One big question is what to do about duplicate Object keys. In my implementation I forbid them, but this approach could still work if duplicate keys were present (due to the multiset construction). The problem is, many environments just don't have an easy way to parse or even detect duplicate object keys, and just silently ignore all but the last. Ignoring some portion of the input is extremely undesirable for a signature scheme!

For example, in JavaScript, JSON.parse('{"a":"","a":"x"}') evaluates to { a: "x" }, and that behavior (among several alternatives) is allowed by "the" JSON spec. The only way to fix that would be to bring your own stricter JSON parser—which is totally possible, but it goes against my initial goal of trying to avoid complexity.

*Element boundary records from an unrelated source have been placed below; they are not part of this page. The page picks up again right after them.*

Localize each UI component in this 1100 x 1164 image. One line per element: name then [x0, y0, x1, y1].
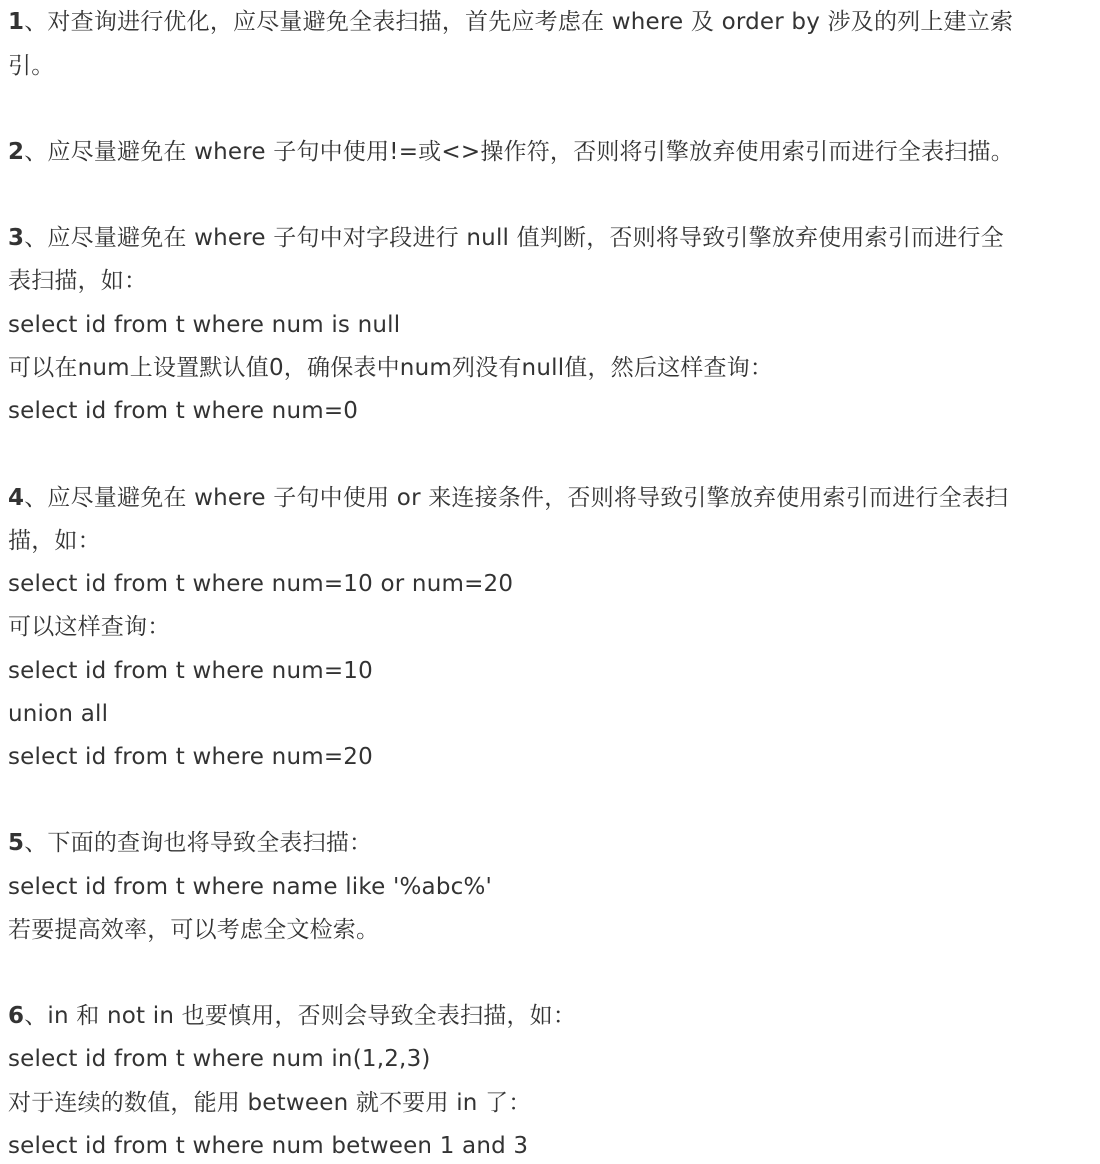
item-4-code-2: select id from t where num=10 — [8, 658, 373, 684]
item-3-number: 3 — [8, 225, 25, 251]
item-4-code-4: select id from t where num=20 — [8, 744, 373, 770]
item-1-number: 1 — [8, 9, 25, 35]
item-4-line-1: 4、应尽量避免在 where 子句中使用 or 来连接条件，否则将导致引擎放弃使用索引而进行全表扫 — [8, 485, 1009, 511]
item-5-line-3: 若要提高效率，可以考虑全文检索。 — [8, 917, 380, 943]
item-6-code-1: select id from t where num in(1,2,3) — [8, 1046, 431, 1072]
item-6-line-3: 对于连续的数值，能用 between 就不要用 in 了： — [8, 1090, 532, 1116]
item-4-number: 4 — [8, 485, 25, 511]
item-6-number: 6 — [8, 1003, 25, 1029]
item-6-code-2: select id from t where num between 1 and 3 — [8, 1133, 529, 1159]
item-3-line-2: 表扫描，如： — [8, 268, 148, 294]
item-5-number: 5 — [8, 830, 25, 856]
item-2-number: 2 — [8, 139, 25, 165]
item-4-code-1: select id from t where num=10 or num=20 — [8, 571, 514, 597]
item-1-line-1: 1、对查询进行优化，应尽量避免全表扫描，首先应考虑在 where 及 order by 涉及的列上建立索 — [8, 9, 1014, 35]
item-3-line-4: 可以在num上设置默认值0，确保表中num列没有null值，然后这样查询： — [8, 355, 774, 381]
item-6-line-1: 6、in 和 not in 也要慎用，否则会导致全表扫描，如： — [8, 1003, 577, 1029]
item-4-line-4: 可以这样查询： — [8, 614, 171, 640]
item-3-code-1: select id from t where num is null — [8, 312, 401, 338]
item-4-line-2: 描，如： — [8, 528, 101, 554]
item-5-code-1: select id from t where name like '%abc%' — [8, 874, 493, 900]
item-2-line-1: 2、应尽量避免在 where 子句中使用!=或<>操作符，否则将引擎放弃使用索引而进行全表扫描。 — [8, 139, 1014, 165]
item-1-line-2: 引。 — [8, 53, 55, 79]
item-5-line-1: 5、下面的查询也将导致全表扫描： — [8, 830, 373, 856]
item-3-code-2: select id from t where num=0 — [8, 398, 359, 424]
item-3-line-1: 3、应尽量避免在 where 子句中对字段进行 null 值判断，否则将导致引擎放弃使用索引而进行全 — [8, 225, 1004, 251]
item-4-code-3: union all — [8, 701, 109, 727]
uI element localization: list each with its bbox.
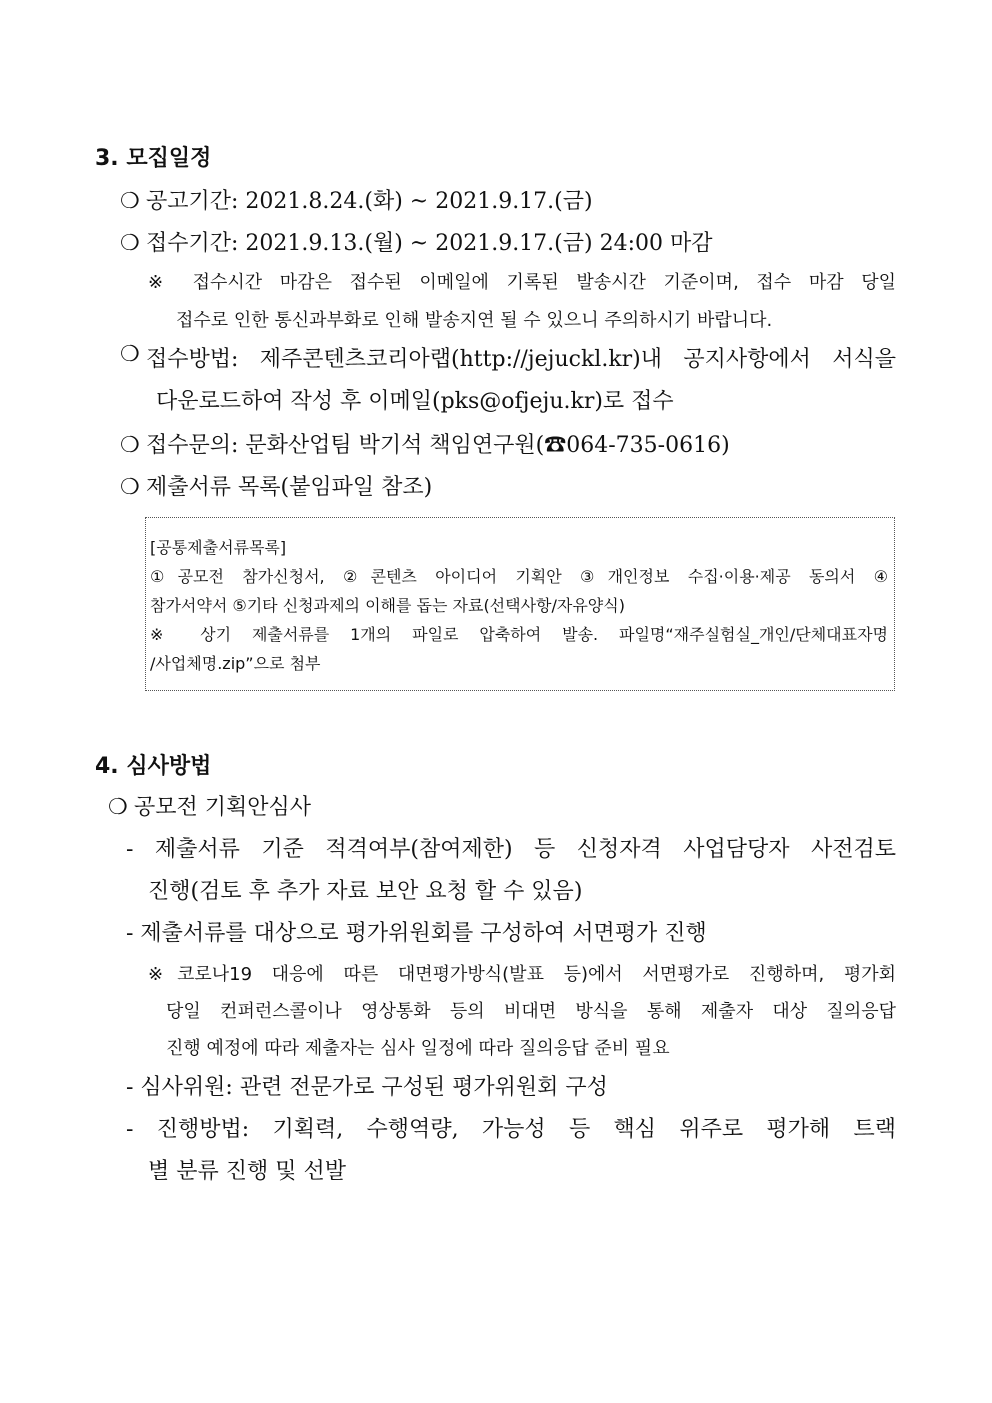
documents-text: 제출서류 목록(붙임파일 참조) [146,475,433,500]
submission-period-item [120,226,712,257]
review-detail-1-line-1: - 제출서류 기준 적격여부(참여제한) 등 신청자격 사업담당자 사전검토 [126,837,896,862]
circle-bullet-icon: ❍ [120,231,140,256]
section-4-title: 4. 심사방법 [95,754,212,779]
inquiry-item [120,428,730,459]
submission-method-line-1: 접수방법: 제주콘텐츠코리아랩(http://jejuckl.kr)내 공지사항에서 서식을 [146,347,896,372]
review-item-text: 공모전 기획안심사 [134,795,312,820]
notice-period-text: 공고기간: 2021.8.24.(화) ~ 2021.9.17.(금) [146,189,593,214]
review-detail-3: - 심사위원: 관련 전문가로 구성된 평가위원회 구성 [126,1075,608,1100]
inquiry-text: 접수문의: 문화산업팀 박기석 책임연구원(☎064-735-0616) [146,433,730,458]
submission-method-line-2: 다운로드하여 작성 후 이메일(pks@ofjeju.kr)로 접수 [156,389,674,414]
notice-period-item [120,184,593,215]
review-detail-4-line-1: - 진행방법: 기획력, 수행역량, 가능성 등 핵심 위주로 평가해 트랙 [126,1117,896,1142]
submission-period-text: 접수기간: 2021.9.13.(월) ~ 2021.9.17.(금) 24:00 마감 [146,231,713,256]
submission-note-line-2: 접수로 인한 통신과부화로 인해 발송지연 될 수 있으니 주의하시기 바랍니다. [176,310,773,331]
review-detail-1-line-2: 진행(검토 후 추가 자료 보안 요청 할 수 있음) [148,879,583,904]
box-line-5: /사업체명.zip”으로 첨부 [150,654,321,673]
submission-note-line-1: ※ 접수시간 마감은 접수된 이메일에 기록된 발송시간 기준이며, 접수 마감 당일 [148,272,896,293]
review-note-line-3: 진행 예정에 따라 제출자는 심사 일정에 따라 질의응답 준비 필요 [166,1038,670,1059]
circle-bullet-icon: ❍ [120,475,140,500]
documents-item [120,470,432,501]
circle-bullet-icon: ❍ [120,189,140,214]
circle-bullet-icon: ❍ [120,433,140,458]
section-3-title: 3. 모집일정 [95,146,212,171]
circle-bullet-icon: ❍ [120,342,140,367]
box-line-3: 참가서약서 ⑤기타 신청과제의 이해를 돕는 자료(선택사항/자유양식) [150,596,625,615]
submission-method-item [120,342,896,373]
box-line-1: [공통제출서류목록] [150,538,287,557]
circle-bullet-icon: ❍ [108,795,128,820]
box-line-4: ※ 상기 제출서류를 1개의 파일로 압축하여 발송. 파일명“재주실험실_개인/단체대표자명 [150,625,888,644]
review-detail-4-line-2: 별 분류 진행 및 선발 [148,1159,346,1184]
review-note-line-2: 당일 컨퍼런스콜이나 영상통화 등의 비대면 방식을 통해 제출자 대상 질의응답 [166,1001,896,1022]
review-note-line-1: ※코로나19 대응에 따른 대면평가방식(발표 등)에서 서면평가로 진행하며, 평가회 [148,964,896,985]
box-line-2: ①공모전 참가신청서, ②콘텐츠 아이디어 기획안 ③개인정보 수집·이용·제공 동의서 ④ [150,567,888,586]
review-detail-2: - 제출서류를 대상으로 평가위원회를 구성하여 서면평가 진행 [126,921,707,946]
review-item [108,790,311,821]
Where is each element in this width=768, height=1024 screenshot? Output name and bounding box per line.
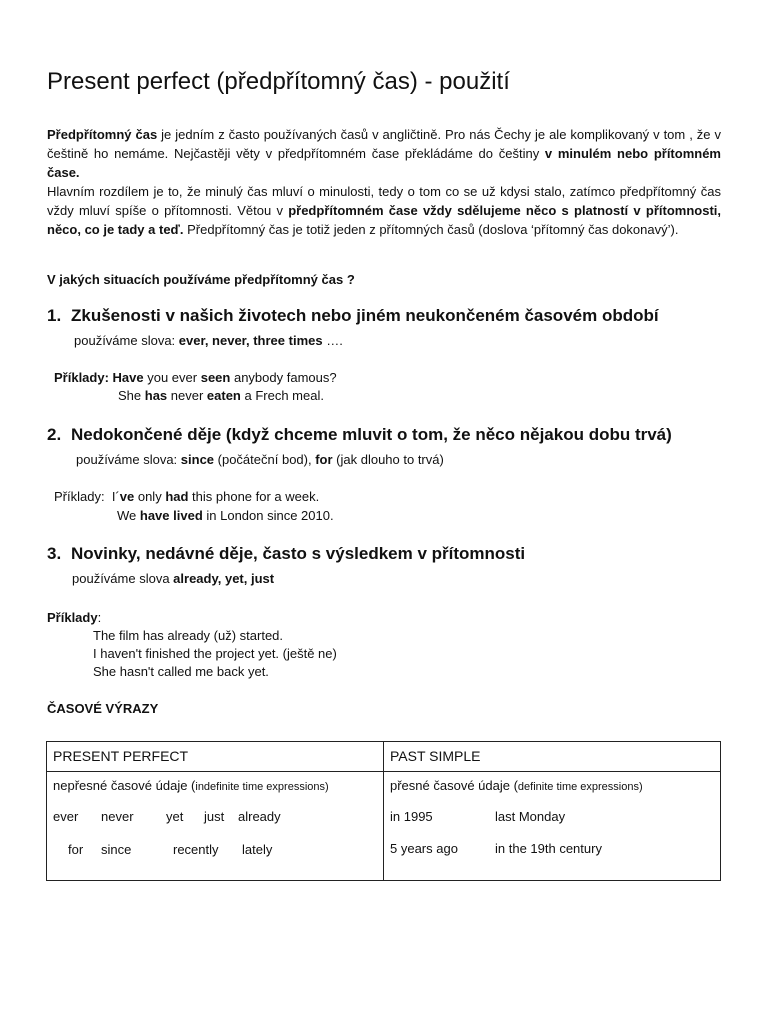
- expression-word: 5 years ago: [390, 841, 458, 856]
- intro-text-span: Hlavním rozdílem je to, že minulý čas mluví o minulosti, tedy o tom co se už kdysi stalo, zatímco předpřítomný čas vždy mluví spíše o přítomnosti. Větou v: [47, 184, 721, 218]
- example-text: anybody famous?: [230, 370, 337, 385]
- example-text: We: [117, 508, 140, 523]
- header-past-simple: PAST SIMPLE: [384, 742, 721, 772]
- table-title: ČASOVÉ VÝRAZY: [47, 701, 159, 716]
- example-bold: Have: [112, 370, 144, 385]
- expression-word: recently: [173, 842, 219, 857]
- example-text: this phone for a week.: [188, 489, 320, 504]
- usage-label: používáme slova:: [76, 452, 181, 467]
- intro-bold-phrase: předpřítomném čase vždy sdělujeme něco s platností v přítomnosti, něco, co je tady a teď.: [47, 203, 721, 237]
- intro-paragraph-2: [47, 182, 721, 239]
- example-text: in London since 2010.: [202, 508, 334, 523]
- expression-word: last Monday: [495, 809, 566, 824]
- example-text: a Frech meal.: [240, 388, 324, 403]
- section-2-example-2: [117, 506, 334, 525]
- cell-description-line: [390, 778, 714, 795]
- intro-text: [47, 125, 721, 239]
- usage-note: (jak dlouho to trvá): [332, 452, 444, 467]
- section-2-usage: [76, 450, 444, 469]
- example-bold: had: [165, 489, 189, 504]
- example-bold: have lived: [139, 508, 203, 523]
- section-2-example-1: [54, 487, 319, 506]
- usage-words: ever, never, three times: [178, 333, 323, 348]
- past-simple-cell: [384, 772, 721, 881]
- present-perfect-cell: [47, 772, 384, 881]
- examples-label: Příklady:: [54, 370, 109, 385]
- example-text: you ever: [143, 370, 201, 385]
- example-bold: seen: [200, 370, 231, 385]
- section-1-usage: [74, 331, 343, 350]
- usage-label: používáme slova:: [74, 333, 179, 348]
- expression-word: never: [101, 809, 134, 824]
- time-expressions-table: [46, 741, 721, 881]
- table-row: [47, 772, 721, 881]
- expressions-row-2: [390, 841, 714, 857]
- cell-description-en: definite time expressions): [517, 781, 643, 793]
- section-number: 2.: [47, 425, 62, 444]
- usage-suffix: ….: [322, 333, 343, 348]
- example-text: I´: [111, 489, 120, 504]
- expression-word: for: [68, 842, 84, 857]
- question-heading: V jakých situacích používáme předpřítomný čas ?: [47, 272, 355, 287]
- expression-word: yet: [166, 809, 184, 824]
- intro-bold-phrase: v minulém nebo přítomném čase.: [47, 146, 721, 180]
- expression-word: since: [101, 842, 132, 857]
- expression-word: in the 19th century: [495, 841, 602, 856]
- example-bold: ve: [119, 489, 135, 504]
- section-1-heading: [47, 305, 659, 327]
- cell-description: nepřesné časové údaje (: [53, 778, 196, 793]
- section-3-usage: [72, 569, 274, 588]
- expressions-row-2: [53, 842, 377, 858]
- page-title: Present perfect (předpřítomný čas) - použití: [47, 68, 510, 95]
- expression-word: just: [204, 809, 225, 824]
- intro-bold-term: Předpřítomný čas: [47, 127, 158, 142]
- expressions-row-1: [53, 809, 377, 825]
- section-number: 1.: [47, 306, 62, 325]
- cell-description: přesné časové údaje (: [390, 778, 518, 793]
- section-number: 3.: [47, 544, 62, 563]
- section-title: Nedokončené děje (když chceme mluvit o tom, že něco nějakou dobu trvá): [71, 425, 672, 444]
- expression-word: ever: [53, 809, 79, 824]
- expression-word: lately: [242, 842, 273, 857]
- examples-label: Příklady:: [54, 489, 105, 504]
- example-bold: eaten: [206, 388, 241, 403]
- example-text: She: [118, 388, 145, 403]
- section-2-heading: [47, 424, 672, 446]
- table-header-row: [47, 742, 721, 772]
- section-3-heading: [47, 543, 525, 565]
- intro-text-span: je jedním z často používaných časů v angličtině. Pro nás Čechy je ale komplikovaný v tom , že v češtině ho nemáme. Nejčastěji věty v předpřítomném čase překládáme do češtiny: [47, 127, 721, 161]
- header-present-perfect: PRESENT PERFECT: [47, 742, 384, 772]
- usage-words: since: [180, 452, 215, 467]
- examples-label: Příklady: [47, 610, 98, 625]
- example-bold: has: [144, 388, 168, 403]
- cell-description-en: indefinite time expressions): [195, 781, 329, 793]
- section-title: Novinky, nedávné děje, často s výsledkem v přítomnosti: [71, 544, 526, 563]
- section-3-example-1: The film has already (už) started.: [93, 628, 284, 643]
- example-text: never: [167, 388, 207, 403]
- expression-word: already: [238, 809, 281, 824]
- intro-paragraph-1: [47, 125, 721, 182]
- section-1-example-1: [54, 368, 337, 387]
- usage-note: (počáteční bod),: [214, 452, 316, 467]
- section-3-example-2: I haven't finished the project yet. (ještě ne): [93, 646, 337, 661]
- examples-colon: :: [97, 610, 102, 625]
- intro-text-span: Předpřítomný čas je totiž jeden z přítomných časů (doslova ‘přítomný čas dokonavý’).: [183, 222, 679, 237]
- section-1-example-2: [118, 386, 324, 405]
- example-text: only: [134, 489, 166, 504]
- section-title: Zkušenosti v našich životech nebo jiném neukončeném časovém období: [71, 306, 659, 325]
- section-3-example-3: She hasn't called me back yet.: [93, 664, 269, 679]
- usage-label: používáme slova: [72, 571, 174, 586]
- expressions-row-1: [390, 809, 714, 825]
- usage-words: for: [315, 452, 333, 467]
- expression-word: in 1995: [390, 809, 433, 824]
- usage-words: already, yet, just: [173, 571, 275, 586]
- section-3-examples-label: [47, 608, 101, 627]
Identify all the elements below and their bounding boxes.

I say "the" JSON spec because there's more than one, and not all implementations conform to any given spec, which is part of what makes signing JSON such a scary idea in the first place—it's not great to sign something if you can't get everyone to agree on how that something should be interpreted. Anyone wanting to make a real JSON signing scheme should also bring their own more tightly constrained JSON spec. At that point though, you're probably better off using something designed to be signable in the first place, like DAG-CBOR.

Addendum

In the article I linked earlier, Lúcás picked the ristretto255 (prime order) group, and notes:

I also think that having a group that isn’t of prime order might lead to potential issues with collisions, but I haven’t thought all that much about it. Regardless, better safe than sorry.

My choice of ed25519 is not a prime order group, which means I am potentially at risk of collisions. At the very least, I can't confidently say that I'm not—I need to do some more research. In the meantime, consider my implementation to be insecure! Thank you to str4d for pointing this out.